Tuesday, April 21, 2015

Physical Sobriety Is Nothing at All



     Achieving physical sobriety is nothing. Recovery is not a function of time. It is a function of what actions we take and at what frequency we take them. The fact remains that no alcoholic or drug addict can achieve and maintain any quality of recovery without cultivating and obeying his or her conscience. Once the obsession to drink or use has been lifted and choice restored, relapse becomes a moral failure, especially if you consider the degree of agony and pain we cause others. There is no science that can justify ripping a mother's heart right out of her chest. 

     Sorry, but that is just the truth as it has been revealed to us through our experience...


*Note: First draft of Anybody Can Take Steps is finished. Editing begins now and then will publish ;)

Saturday, April 11, 2015

Working Isn't Part of Recovery?

Comment:

     I remember when my son's therapist at his first rehab told me that he should not be working and he needed to focus totally on his recovery. My response was, well that would be nice, but it's not an option, I cannot afford to support an adult child. My son even disagreed with the counselor telling him that idle time was his worst enemy. So many people I know with addicted adult children bear the financial burden of taking care of them for years...... I just don't see how staying home, sleeping late and doing NOTHING all day helps them recover. Then there are the 90 day rehabs then onto a sober living home for a year or more. I could not do that for my son, I did not have the financial means. Maybe I am crazy but I wanted him working. When crises happen in my life and there is addict drama and I am having a meltdown it isn't an option to leave my job to "recover".

Response:

     Well said.

     Working is a part of recovery, and an integral part at that, especially when we have been walking backwards for so many years and owe financial amends to many. In fact, failure to make amends to our creditors, our friends and our families in this way is a direct path to relapse. The entire point of recovery is to finally stop depending on and taking from those who have had to carry our weight for so long.

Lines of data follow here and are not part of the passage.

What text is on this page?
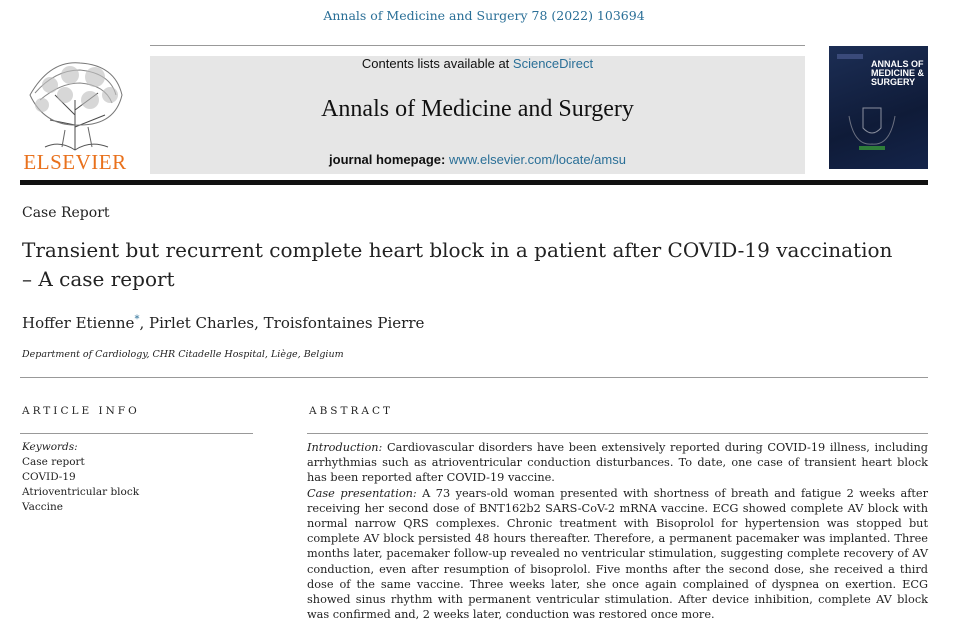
Annals of Medicine and Surgery 78 (2022) 103694
ELSEVIER
Contents lists available at ScienceDirect
Annals of Medicine and Surgery
journal homepage: www.elsevier.com/locate/amsu
ANNALS OF MEDICINE & SURGERY
Case Report
Transient but recurrent complete heart block in a patient after COVID-19 vaccination – A case report
Hoffer Etienne*, Pirlet Charles, Troisfontaines Pierre
Department of Cardiology, CHR Citadelle Hospital, Liège, Belgium
ARTICLE INFO	ABSTRACT
Keywords:
Case report
COVID-19
Atrioventricular block
Vaccine

Introduction: Cardiovascular disorders have been extensively reported during COVID-19 illness, including arrhythmias such as atrioventricular conduction disturbances. To date, one case of transient heart block has been reported after COVID-19 vaccine.

Case presentation: A 73 years-old woman presented with shortness of breath and fatigue 2 weeks after receiving her second dose of BNT162b2 SARS-CoV-2 mRNA vaccine. ECG showed complete AV block with normal narrow QRS complexes. Chronic treatment with Bisoprolol for hypertension was stopped but complete AV block persisted 48 hours thereafter. Therefore, a permanent pacemaker was implanted. Three months later, pacemaker follow-up revealed no ventricular stimulation, suggesting complete recovery of AV conduction, even after resumption of bisoprolol. Five months after the second dose, she received a third dose of the same vaccine. Three weeks later, she once again complained of dyspnea on exertion. ECG showed sinus rhythm with permanent ventricular stimulation. After device inhibition, complete AV block was confirmed and, 2 weeks later, conduction was restored once more.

     Sure at times we must go heavier in one department vs another, but our recovery is wholistic and involves working, spiritual and family. We must balance all three, but neglecting either is not an option. This is why therapists have no business working with addicts. They do not understand addiction. They have not recovered themselves, nor have they sufficiently studied the Big Book.

     And I agree with you profusely about your last point. We addicts get sick by our own selfishness, tear everything apart, break your heart and then it is we who get to go away to our cushy treatment centers to nourish our souls and work on ourselves, when the truth is that our families deserve a retreat more than we ever will, and yet, they are the ones who must remain to trod on and deal with everything.

      It's very similar to the way the government treats the middle class. He who works the hardest and does the right and responsible thing gets screwed the most, despite the fact the taxing people is deflationary and therefore depresses economic growth.

Tuesday, April 7, 2015

Nothing External Can Fix an Addict



     What you must understand is that nothing outside of the addict can fix the addict. There is nothing that can be said, nothing that can be bought, no pill that can be taken, no therapist that can explain it away, no guru that can provide the magic answer, no doctor that can treat what ails us, no science project that can magically remove the darkness inside. Only addicts can fix themselves by taking enough action to access the unlimited power of God.